New Lawyer Practice Series Part 6: Plaintiff’s Personal Injury Law

This is the last post of the series Developing and Funding a Plaintiff’s Personal Injury Practice. The last challenge in starting your own firm is ensuring you have the best resources available. People.

Growing Pains

When John McLeish and I started our firm in 1999 we had one other lawyer who worked with us and 7 staff members.  We have made a point of not growing the firm simply for the sake of growth.  Despite this approach, we now have a firm of 11 lawyers, 3 articling students and 50 support staff.  We currently employ an excellent office manager and receptionist, in addition to a host of excellent accident benefit clerks, law clerks and legal assistants.  All of these people are absolutely essential to the success of our law practice, but this growth hasn’t come without its share of problems.  There is truth to the saying “good people are hard to find” and we have had our share of mistakes.

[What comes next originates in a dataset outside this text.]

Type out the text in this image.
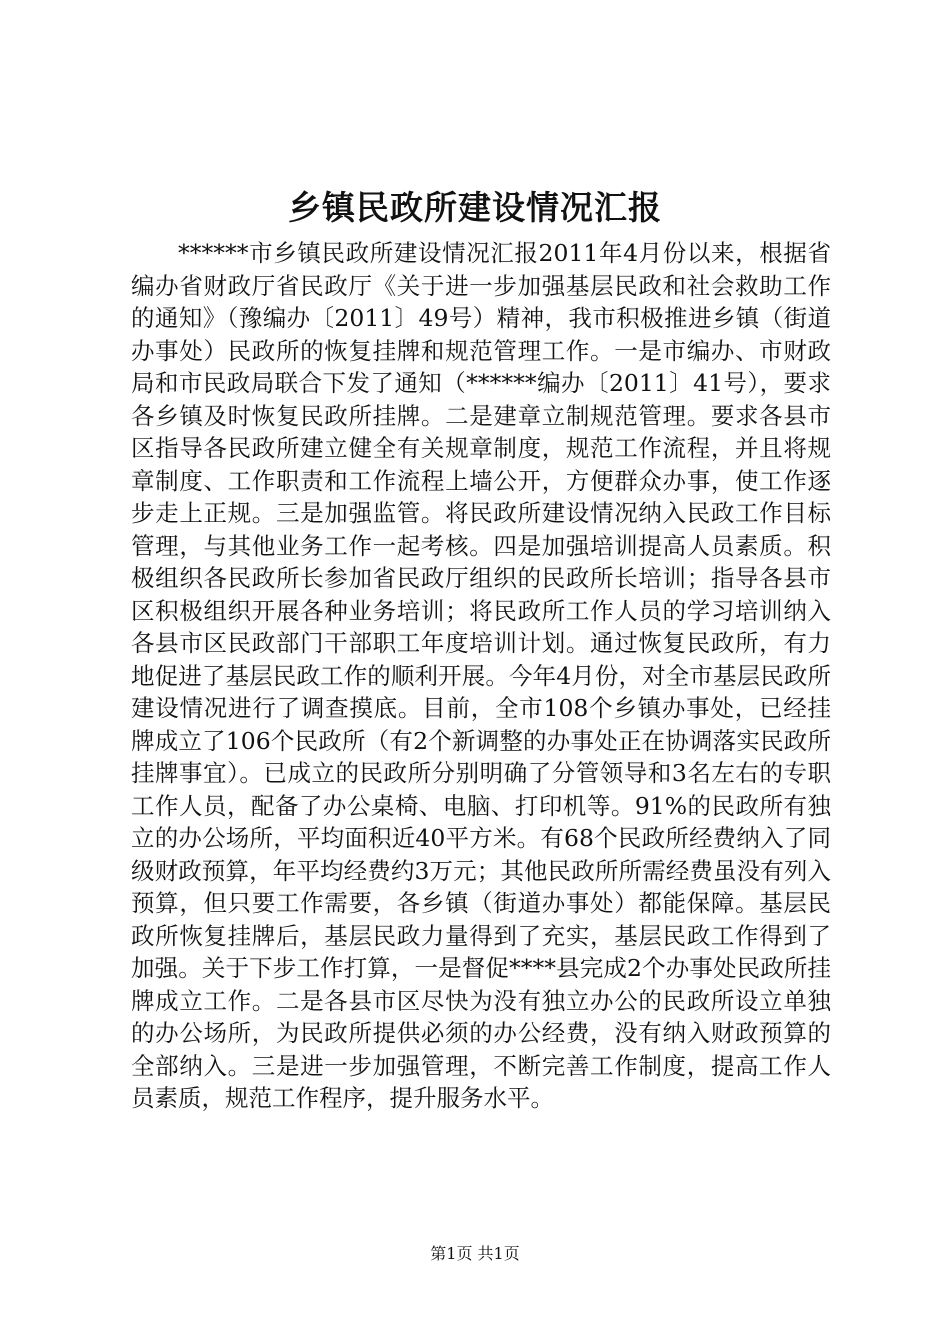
乡镇民政所建设情况汇报

******市乡镇民政所建设情况汇报2011年4月份以来，根据省编办省财政厅省民政厅《关于进一步加强基层民政和社会救助工作的通知》（豫编办〔2011〕49号）精神，我市积极推进乡镇（街道办事处）民政所的恢复挂牌和规范管理工作。一是市编办、市财政局和市民政局联合下发了通知（******编办〔2011〕41号），要求各乡镇及时恢复民政所挂牌。二是建章立制规范管理。要求各县市区指导各民政所建立健全有关规章制度，规范工作流程，并且将规章制度、工作职责和工作流程上墙公开，方便群众办事，使工作逐步走上正规。三是加强监管。将民政所建设情况纳入民政工作目标管理，与其他业务工作一起考核。四是加强培训提高人员素质。积极组织各民政所长参加省民政厅组织的民政所长培训；指导各县市区积极组织开展各种业务培训；将民政所工作人员的学习培训纳入各县市区民政部门干部职工年度培训计划。通过恢复民政所，有力地促进了基层民政工作的顺利开展。今年4月份，对全市基层民政所建设情况进行了调查摸底。目前，全市108个乡镇办事处，已经挂牌成立了106个民政所（有2个新调整的办事处正在协调落实民政所挂牌事宜）。已成立的民政所分别明确了分管领导和3名左右的专职工作人员，配备了办公桌椅、电脑、打印机等。91%的民政所有独立的办公场所，平均面积近40平方米。有68个民政所经费纳入了同级财政预算，年平均经费约3万元；其他民政所所需经费虽没有列入预算，但只要工作需要，各乡镇（街道办事处）都能保障。基层民政所恢复挂牌后，基层民政力量得到了充实，基层民政工作得到了加强。关于下步工作打算，一是督促****县完成2个办事处民政所挂牌成立工作。二是各县市区尽快为没有独立办公的民政所设立单独的办公场所，为民政所提供必须的办公经费，没有纳入财政预算的全部纳入。三是进一步加强管理，不断完善工作制度，提高工作人员素质，规范工作程序，提升服务水平。

第1页 共1页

It is important that the people that work for me are dedicated, hard working, intelligent and honest, but this is only a starting point.  For me, one of the most important aspects of our firm is the atmosphere.  It isn’t for everyone, but it is for me.  For almost everyone in the workforce, you spend the majority of your waking hours with the people that you work with.  You can pay people well and they will show up for work, but if you want them to go the extra mile, work has to be a place that they enjoy going.  They have to like the people that they work with and they have to like you.  If your employees like and respect you, they will put their hearts and souls into the success of your operation.  You can’t force people to like and respect you, but if you respect them, treat them fairly and take an honest interest in their well being, you will find that they can’t help but reciprocate.  I’m not suggesting that you should be afraid to point out peoples mistakes or take appropriate action to correct behaviour that is detrimental to the office so long as it is done the right way.  However, once you realize that you have made a bad hiring decision, you should move as quickly as you can to undue the mistake by letting the person go.  It doesn’t take long for one person’s bad attitude to fester and create division within an office.  You will spend a great deal of time and money fostering goodwill with your employees.  You don’t want to let your efforts be undone by a bad apple. 

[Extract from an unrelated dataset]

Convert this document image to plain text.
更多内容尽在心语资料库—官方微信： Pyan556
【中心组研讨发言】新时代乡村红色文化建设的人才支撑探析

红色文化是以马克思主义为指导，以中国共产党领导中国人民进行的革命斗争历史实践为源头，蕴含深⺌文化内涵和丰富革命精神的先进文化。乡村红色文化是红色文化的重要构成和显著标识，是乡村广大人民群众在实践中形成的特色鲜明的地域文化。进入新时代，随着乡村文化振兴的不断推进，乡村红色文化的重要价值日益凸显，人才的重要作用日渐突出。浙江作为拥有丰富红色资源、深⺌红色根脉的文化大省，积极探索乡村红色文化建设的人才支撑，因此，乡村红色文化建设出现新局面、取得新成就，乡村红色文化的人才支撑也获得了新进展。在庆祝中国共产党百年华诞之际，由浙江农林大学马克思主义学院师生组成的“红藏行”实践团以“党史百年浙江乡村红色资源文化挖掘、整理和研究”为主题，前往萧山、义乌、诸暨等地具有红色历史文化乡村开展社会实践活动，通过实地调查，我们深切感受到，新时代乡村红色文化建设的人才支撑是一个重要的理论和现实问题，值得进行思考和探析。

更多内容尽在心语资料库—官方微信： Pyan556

Of course, all the friendship and respect in the world isn’t enough to ensure that you retain the top talent that you have dedicated time to training.  You also have to pay people fairly.  People that are good at their jobs know that they are good and know that they have other employment options.  You ca not fault even your most loyal employees for checking to see how comparable positions at other firms are being remunerated.  If you are far off the mark, at best, it will be pointed out to you.  At worst, your employee will move on to another position without giving you the opportunity to match.  To avoid this situation, you should make routine inquiries to determine how other comparable firms are remunerating their employees.  Over and above paying a top salary, you should consider:

  • Having a comprehensive benefit package
  • A clearly defined parental leave policy and sick leave policy
  • An RRSP contribution matching program
  • Adequate vacation time
  • A bonus structure that rewards individual performance and the overall performance of the firm
  • Paying a bonus to employees that bring work to the firm (typically a percentage of the overall fee on the file).

Over and above the foregoing, consider hosting staff socials.  We have two major staff socials – summer and winter – each year.  The venue and format changes each time, but the social always includes some form of team building event that requires participation on the part of the lawyers and staff in the office.  I always have a good time at our firm socials and that seems to hold true for all of the people that work at McLeish Orlando.

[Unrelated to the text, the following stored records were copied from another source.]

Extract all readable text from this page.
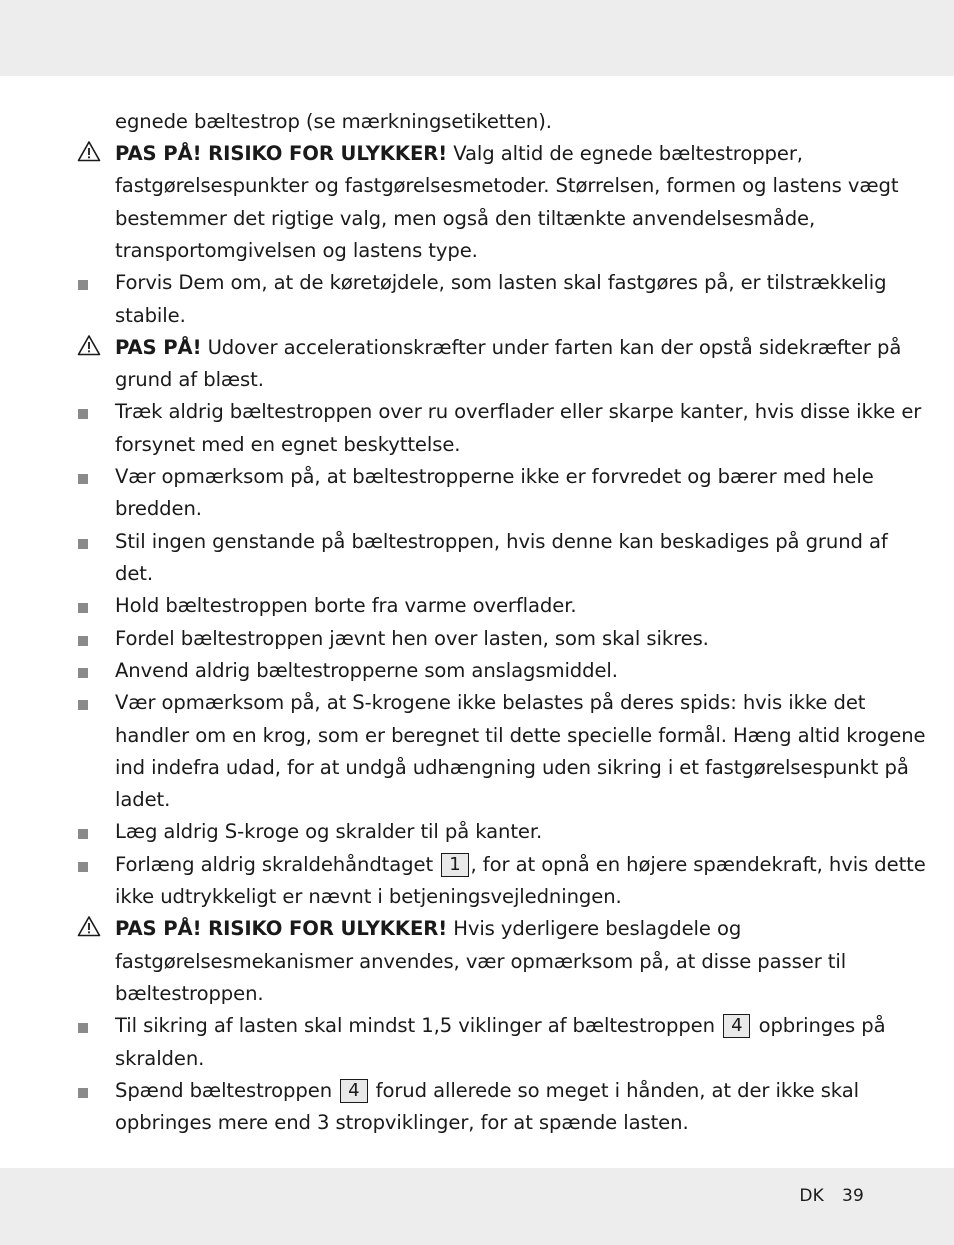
egnede bæltestrop (se mærkningsetiketten).
PAS PÅ! RISIKO FOR ULYKKER! Valg altid de egnede bæltestropper,
fastgørelsespunkter og fastgørelsesmetoder. Størrelsen, formen og lastens vægt
bestemmer det rigtige valg, men også den tiltænkte anvendelsesmåde,
transportomgivelsen og lastens type.
Forvis Dem om, at de køretøjdele, som lasten skal fastgøres på, er tilstrækkelig
stabile.
PAS PÅ! Udover accelerationskræfter under farten kan der opstå sidekræfter på
grund af blæst.
Træk aldrig bæltestroppen over ru overflader eller skarpe kanter, hvis disse ikke er
forsynet med en egnet beskyttelse.
Vær opmærksom på, at bæltestropperne ikke er forvredet og bærer med hele
bredden.
Stil ingen genstande på bæltestroppen, hvis denne kan beskadiges på grund af
det.
Hold bæltestroppen borte fra varme overflader.
Fordel bæltestroppen jævnt hen over lasten, som skal sikres.
Anvend aldrig bæltestropperne som anslagsmiddel.
Vær opmærksom på, at S-krogene ikke belastes på deres spids: hvis ikke det
handler om en krog, som er beregnet til dette specielle formål. Hæng altid krogene
ind indefra udad, for at undgå udhængning uden sikring i et fastgørelsespunkt på
ladet.
Læg aldrig S-kroge og skralder til på kanter.
Forlæng aldrig skraldehåndtaget 1 , for at opnå en højere spændekraft, hvis dette
ikke udtrykkeligt er nævnt i betjeningsvejledningen.
PAS PÅ! RISIKO FOR ULYKKER! Hvis yderligere beslagdele og
fastgørelsesmekanismer anvendes, vær opmærksom på, at disse passer til
bæltestroppen.
Til sikring af lasten skal mindst 1,5 viklinger af bæltestroppen 4 opbringes på
skralden.
Spænd bæltestroppen 4 forud allerede so meget i hånden, at der ikke skal
opbringes mere end 3 stropviklinger, for at spænde lasten.
DK 39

Another significant source of employee turnover is lack of upward mobility or career enhancement.  Employees that are new to the workforce and those that have up to several years of experience, may tolerate a job that they are not enamoured with if they feel that they are on the bottom rung of a career ladder and they are being required to pay their dues.  Apart from being good for employee retention, “hiring” from within for advanced positions makes good business sense.  Presumably, the employee that is a candidate for advancement is someone that has impressed you as being reliable and trustworthy and is someone that is already familiar with your systems.

You may wish to consider implementing a continuing education program whereby you agree to pay for some percentage of your employees’ ongoing training courses or furtherance of a diploma or degree in exchange for a commitment to remain with the firm following the completion of the course for a fixed period of time.  If the employee leaves the firm within this timeframe, they are required to repay the firm’s share of the cost of the course.  You may also wish to consider having your clerks join the Law Clerk’s Section of the Ontario Trial Lawyer’s Association and pay for them to attend the OTLA spring or fall conferences.  The conferences are a good learning and networking opportunity and the chance to attend is a perk for a valued employee and gives other newer employees something to aspire to.


This paper is intended to be an overview of various tips and strategies for financing, marketing and running your new personal injury practice.  For a thorough analysis of all of the aspects of file development and management I recommend reading The Oatley McLeish Guide to Personal Injury Practice in Motor Vehicle Cases, Canada Law Book Inc.